El párroco, el misionero, la maestra, la catequista, todos lo saben por experiencia.
Ahora bien, enseñar el catecismo, dirigir reuniones de cruzaditos, preparar cien o doscientos niños para la primera comunión, sin contarles historias emocionantes, es arriesgarse al fracaso.
Después de un rato, media hora cuando mucho, ya están aburridos, desinteresados, quieren salir, conversan, juegan, pelean... es la anarquía, la dispersión. Y de nada sirve gritar, amenazar, pellizcar, tirar de las orejas... nada sirve.
Y al día siguiente, el número ya será menor: los mayores no regresan, los tímidos no se atreven a entrar, los pequeñitos entienden poco y aprenden aún menos.
Y sin embargo, es necesario enseñar a esa multitud infantil —que no oye hablar de Dios, que crece sin catecismo, que vaga por las calles— las verdades de la fe, los preceptos divinos, la doctrina consoladora de la salvación.
¿Cómo lograr que los niños, siempre inquietos y bulliciosos, estén atentos, no hablen, escuchen, recen, canten y permanezcan en fila?
Un medio poderoso para obtener silencio, atención e interés es contarles algún ejemplo atractivo, sugestivo, lleno de emoción, adecuado a su edad y fácil de entender.
Los ejemplos, tal como se encuentran en los libros, suelen ser breves, resumidos, con poca acción. Es natural, pues ¿quién compraría o leería libros voluminosos?
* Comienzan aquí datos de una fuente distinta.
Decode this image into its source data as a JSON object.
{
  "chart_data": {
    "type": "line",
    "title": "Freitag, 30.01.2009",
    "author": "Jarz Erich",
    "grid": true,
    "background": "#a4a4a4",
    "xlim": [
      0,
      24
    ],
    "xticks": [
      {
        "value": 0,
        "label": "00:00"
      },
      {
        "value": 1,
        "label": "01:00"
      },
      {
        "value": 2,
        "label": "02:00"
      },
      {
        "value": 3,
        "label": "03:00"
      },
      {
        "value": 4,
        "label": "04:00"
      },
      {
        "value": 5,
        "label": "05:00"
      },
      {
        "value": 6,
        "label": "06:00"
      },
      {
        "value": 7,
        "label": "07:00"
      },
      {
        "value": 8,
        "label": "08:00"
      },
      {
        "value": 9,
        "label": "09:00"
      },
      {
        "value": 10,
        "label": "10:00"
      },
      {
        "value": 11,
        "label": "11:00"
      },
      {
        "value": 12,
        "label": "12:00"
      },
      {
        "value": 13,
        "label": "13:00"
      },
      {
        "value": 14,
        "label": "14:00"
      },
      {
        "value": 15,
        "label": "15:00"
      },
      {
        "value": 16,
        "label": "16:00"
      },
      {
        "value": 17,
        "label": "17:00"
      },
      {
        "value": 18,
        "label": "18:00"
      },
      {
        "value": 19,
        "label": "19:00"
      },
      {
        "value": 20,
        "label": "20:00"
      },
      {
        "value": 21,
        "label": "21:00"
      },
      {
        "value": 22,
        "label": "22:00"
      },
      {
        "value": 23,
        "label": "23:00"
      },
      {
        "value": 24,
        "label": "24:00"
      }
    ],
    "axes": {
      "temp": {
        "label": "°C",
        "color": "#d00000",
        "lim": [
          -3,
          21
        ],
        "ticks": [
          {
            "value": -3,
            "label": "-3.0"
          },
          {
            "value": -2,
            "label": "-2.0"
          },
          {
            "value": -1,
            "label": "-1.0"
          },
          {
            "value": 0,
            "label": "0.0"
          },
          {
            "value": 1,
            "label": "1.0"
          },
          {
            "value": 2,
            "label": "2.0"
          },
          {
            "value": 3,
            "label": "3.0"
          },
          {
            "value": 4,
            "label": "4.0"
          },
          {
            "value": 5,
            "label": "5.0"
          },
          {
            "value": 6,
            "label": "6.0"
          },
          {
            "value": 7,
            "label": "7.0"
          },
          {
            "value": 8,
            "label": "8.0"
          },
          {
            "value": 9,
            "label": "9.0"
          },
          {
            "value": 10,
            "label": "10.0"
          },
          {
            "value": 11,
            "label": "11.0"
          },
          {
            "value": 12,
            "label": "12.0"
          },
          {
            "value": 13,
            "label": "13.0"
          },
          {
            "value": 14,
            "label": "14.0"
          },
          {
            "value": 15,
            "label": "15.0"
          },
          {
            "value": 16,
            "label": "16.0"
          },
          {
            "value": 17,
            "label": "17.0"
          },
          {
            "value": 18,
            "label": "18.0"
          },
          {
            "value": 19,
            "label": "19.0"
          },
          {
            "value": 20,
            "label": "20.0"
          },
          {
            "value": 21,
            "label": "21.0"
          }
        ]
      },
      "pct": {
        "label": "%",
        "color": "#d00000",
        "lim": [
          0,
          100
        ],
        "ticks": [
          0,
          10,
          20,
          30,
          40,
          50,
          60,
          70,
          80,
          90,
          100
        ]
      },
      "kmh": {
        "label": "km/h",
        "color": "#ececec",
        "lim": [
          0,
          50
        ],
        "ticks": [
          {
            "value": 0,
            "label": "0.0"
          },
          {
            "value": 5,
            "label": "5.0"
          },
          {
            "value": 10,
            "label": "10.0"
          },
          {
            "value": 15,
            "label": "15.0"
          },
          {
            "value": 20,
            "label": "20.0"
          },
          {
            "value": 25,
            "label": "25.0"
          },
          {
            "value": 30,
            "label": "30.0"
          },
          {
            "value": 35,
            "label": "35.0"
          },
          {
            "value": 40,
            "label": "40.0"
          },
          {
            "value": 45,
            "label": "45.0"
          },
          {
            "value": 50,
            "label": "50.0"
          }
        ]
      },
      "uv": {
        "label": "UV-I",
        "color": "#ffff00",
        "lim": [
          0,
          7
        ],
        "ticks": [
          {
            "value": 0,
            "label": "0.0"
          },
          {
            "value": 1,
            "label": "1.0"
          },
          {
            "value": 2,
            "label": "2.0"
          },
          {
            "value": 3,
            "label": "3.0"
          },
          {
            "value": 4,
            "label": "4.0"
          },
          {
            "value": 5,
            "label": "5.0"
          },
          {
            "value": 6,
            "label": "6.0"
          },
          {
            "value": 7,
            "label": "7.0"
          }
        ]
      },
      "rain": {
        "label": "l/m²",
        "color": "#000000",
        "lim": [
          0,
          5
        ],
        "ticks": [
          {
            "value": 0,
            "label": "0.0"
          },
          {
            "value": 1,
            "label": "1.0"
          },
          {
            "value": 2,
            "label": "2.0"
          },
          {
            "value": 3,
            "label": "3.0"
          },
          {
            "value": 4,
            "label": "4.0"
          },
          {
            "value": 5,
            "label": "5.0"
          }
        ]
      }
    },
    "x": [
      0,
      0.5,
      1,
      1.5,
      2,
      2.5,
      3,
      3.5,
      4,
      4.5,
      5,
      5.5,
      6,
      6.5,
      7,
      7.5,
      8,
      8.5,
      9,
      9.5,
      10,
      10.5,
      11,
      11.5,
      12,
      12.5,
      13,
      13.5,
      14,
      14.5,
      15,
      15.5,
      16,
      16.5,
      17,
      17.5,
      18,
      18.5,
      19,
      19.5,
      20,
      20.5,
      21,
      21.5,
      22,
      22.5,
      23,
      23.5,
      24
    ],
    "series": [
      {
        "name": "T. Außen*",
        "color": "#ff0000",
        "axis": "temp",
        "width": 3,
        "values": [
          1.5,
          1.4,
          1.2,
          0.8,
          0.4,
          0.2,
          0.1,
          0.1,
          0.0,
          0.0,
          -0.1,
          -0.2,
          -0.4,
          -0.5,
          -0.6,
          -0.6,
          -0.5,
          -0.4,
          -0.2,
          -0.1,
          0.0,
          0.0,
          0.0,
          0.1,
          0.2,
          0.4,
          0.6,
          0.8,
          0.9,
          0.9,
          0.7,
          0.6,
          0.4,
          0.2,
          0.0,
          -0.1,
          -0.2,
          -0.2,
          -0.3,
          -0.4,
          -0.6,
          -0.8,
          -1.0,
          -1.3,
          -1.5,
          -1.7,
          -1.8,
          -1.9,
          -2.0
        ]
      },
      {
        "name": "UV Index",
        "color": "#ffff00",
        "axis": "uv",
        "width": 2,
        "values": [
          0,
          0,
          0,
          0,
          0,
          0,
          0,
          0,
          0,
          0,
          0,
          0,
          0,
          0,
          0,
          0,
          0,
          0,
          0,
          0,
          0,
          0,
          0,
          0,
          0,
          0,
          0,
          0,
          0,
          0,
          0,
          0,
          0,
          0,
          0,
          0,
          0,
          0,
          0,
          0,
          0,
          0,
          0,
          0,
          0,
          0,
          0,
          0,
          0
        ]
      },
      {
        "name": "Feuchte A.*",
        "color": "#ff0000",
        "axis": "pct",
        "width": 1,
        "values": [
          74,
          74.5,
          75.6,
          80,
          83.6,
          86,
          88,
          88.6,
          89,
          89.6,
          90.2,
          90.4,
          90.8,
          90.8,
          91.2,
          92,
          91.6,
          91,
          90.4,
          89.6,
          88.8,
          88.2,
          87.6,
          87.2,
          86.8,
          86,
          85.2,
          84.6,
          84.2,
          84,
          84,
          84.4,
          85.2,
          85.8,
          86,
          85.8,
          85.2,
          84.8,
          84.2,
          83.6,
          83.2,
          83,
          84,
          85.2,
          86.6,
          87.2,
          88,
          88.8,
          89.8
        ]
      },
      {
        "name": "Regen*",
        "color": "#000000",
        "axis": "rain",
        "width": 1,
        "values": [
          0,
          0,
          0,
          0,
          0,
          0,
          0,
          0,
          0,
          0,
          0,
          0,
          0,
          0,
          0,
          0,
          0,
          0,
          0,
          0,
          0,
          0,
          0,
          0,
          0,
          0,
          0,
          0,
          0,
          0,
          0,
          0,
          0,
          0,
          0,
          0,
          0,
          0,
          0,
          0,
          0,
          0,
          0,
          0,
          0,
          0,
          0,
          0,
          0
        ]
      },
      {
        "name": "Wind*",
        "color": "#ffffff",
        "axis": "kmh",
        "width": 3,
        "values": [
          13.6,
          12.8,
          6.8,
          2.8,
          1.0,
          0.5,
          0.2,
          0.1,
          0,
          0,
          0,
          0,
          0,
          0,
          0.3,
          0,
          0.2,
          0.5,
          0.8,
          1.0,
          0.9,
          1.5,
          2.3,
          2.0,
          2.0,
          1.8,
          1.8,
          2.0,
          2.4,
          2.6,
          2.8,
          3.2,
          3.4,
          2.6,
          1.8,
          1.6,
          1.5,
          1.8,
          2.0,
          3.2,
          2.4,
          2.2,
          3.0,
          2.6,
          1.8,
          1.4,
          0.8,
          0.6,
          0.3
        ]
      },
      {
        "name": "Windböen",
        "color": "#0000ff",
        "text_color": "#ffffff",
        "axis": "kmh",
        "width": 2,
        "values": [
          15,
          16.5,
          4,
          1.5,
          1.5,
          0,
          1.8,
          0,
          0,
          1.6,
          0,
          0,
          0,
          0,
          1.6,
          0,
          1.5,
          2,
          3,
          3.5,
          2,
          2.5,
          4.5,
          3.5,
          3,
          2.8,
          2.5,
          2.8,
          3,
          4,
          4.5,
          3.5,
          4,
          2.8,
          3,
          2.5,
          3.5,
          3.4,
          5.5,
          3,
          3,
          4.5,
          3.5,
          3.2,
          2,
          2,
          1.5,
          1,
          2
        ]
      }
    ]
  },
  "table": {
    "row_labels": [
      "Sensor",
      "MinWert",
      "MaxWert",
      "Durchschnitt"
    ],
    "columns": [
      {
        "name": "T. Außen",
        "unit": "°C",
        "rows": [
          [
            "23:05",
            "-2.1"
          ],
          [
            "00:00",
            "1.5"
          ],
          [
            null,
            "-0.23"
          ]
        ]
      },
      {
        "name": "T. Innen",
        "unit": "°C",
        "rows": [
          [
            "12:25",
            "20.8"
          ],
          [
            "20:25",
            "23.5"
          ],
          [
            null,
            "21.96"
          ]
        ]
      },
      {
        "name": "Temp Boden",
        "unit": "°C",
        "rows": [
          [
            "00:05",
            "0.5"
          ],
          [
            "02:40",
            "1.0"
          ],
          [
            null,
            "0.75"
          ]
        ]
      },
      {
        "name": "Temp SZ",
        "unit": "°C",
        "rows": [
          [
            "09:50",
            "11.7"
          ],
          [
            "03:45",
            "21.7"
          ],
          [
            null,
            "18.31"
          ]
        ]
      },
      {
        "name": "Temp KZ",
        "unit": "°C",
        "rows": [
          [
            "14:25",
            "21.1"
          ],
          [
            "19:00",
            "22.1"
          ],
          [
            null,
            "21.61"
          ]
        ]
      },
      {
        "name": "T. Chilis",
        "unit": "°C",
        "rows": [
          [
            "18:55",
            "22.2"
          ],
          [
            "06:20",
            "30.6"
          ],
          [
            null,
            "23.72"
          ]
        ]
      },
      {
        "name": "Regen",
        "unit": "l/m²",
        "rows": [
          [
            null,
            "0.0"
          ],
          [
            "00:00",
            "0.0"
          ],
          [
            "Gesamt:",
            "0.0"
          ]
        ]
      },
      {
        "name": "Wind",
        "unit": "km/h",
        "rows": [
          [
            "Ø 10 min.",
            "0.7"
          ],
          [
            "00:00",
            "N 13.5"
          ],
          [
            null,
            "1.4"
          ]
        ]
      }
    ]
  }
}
Por eso, la catequista, la maestra o el sacerdote que va a contarlos debe leer y meditar el ejemplo elegido, para describirlo, ampliarlo, darle vida, colorido y movimiento, dramatizarlo, en fin.
Debe narrarlo con soltura, es decir, con las manos, los brazos, la cabeza... hablar con los ojos... reír o llorar... causar miedo o entusiasmo... hacer reír o arrancar lágrimas de emoción... ¡lo más expresivo y patético posible!
Quien logra dar vida y calor a las historias mediante el lenguaje de los ojos, la expresión del rostro, los movimientos del cuerpo, la entonación de la voz... ese tiene dominio sobre los niños y puede hacer con ellos lo que desee.
Una vez narrado el ejemplo, hay que aprovechar la buena disposición del auditorio: hacer que alguno repita la historia, e inmediatamente enlazar con algún punto de doctrina, una recomendación, un consejo o una jaculatoria.
En la presente colección no se hallan ejemplos inventados por nosotros; son auténticos, aunque no se mencione siempre al autor. Muchos de ellos, por cierto, son relatados por diferentes autores con pequeñas variaciones, lo cual no perjudica.
El narrador tiene libertad para ampliar, adornar o embellecer cualquier ejemplo. Lo esencial es que, en el fondo, el ejemplo sea posible, verídico y doctrinal.
Por último, sería muy deseable que esta colección llegara también a las manos de las madres y abuelas, que harían un inmenso bien a sus hijos y nietos contándoles con frecuencia bellas historias capaces de formar su corazón y su carácter en el verdadero sentido cristiano.
A Nuestra Señora Aparecida, nuestra excelsa Reina, consagramos esta pequeña semilla del bien, rogándole que la haga crecer y producir frutos de salvación entre los niños de nuestro querido Brasil.
¡NIÑA, LEVÁNTATE!
Jairo, presidente de una de las sinagogas de Cafarnaúm, está angustiadísimo. Su hijita de doce años se encuentra gravemente enferma, y su curación parece desesperada. Como única y última esperanza recurre a Jesús. Sabe que acaba de regresar de Gerasa y sale a su encuentro.
—Señor —le dice con voz angustiosa—, mi hija se está muriendo. Ven, impón tu mano sobre ella para que sane y viva.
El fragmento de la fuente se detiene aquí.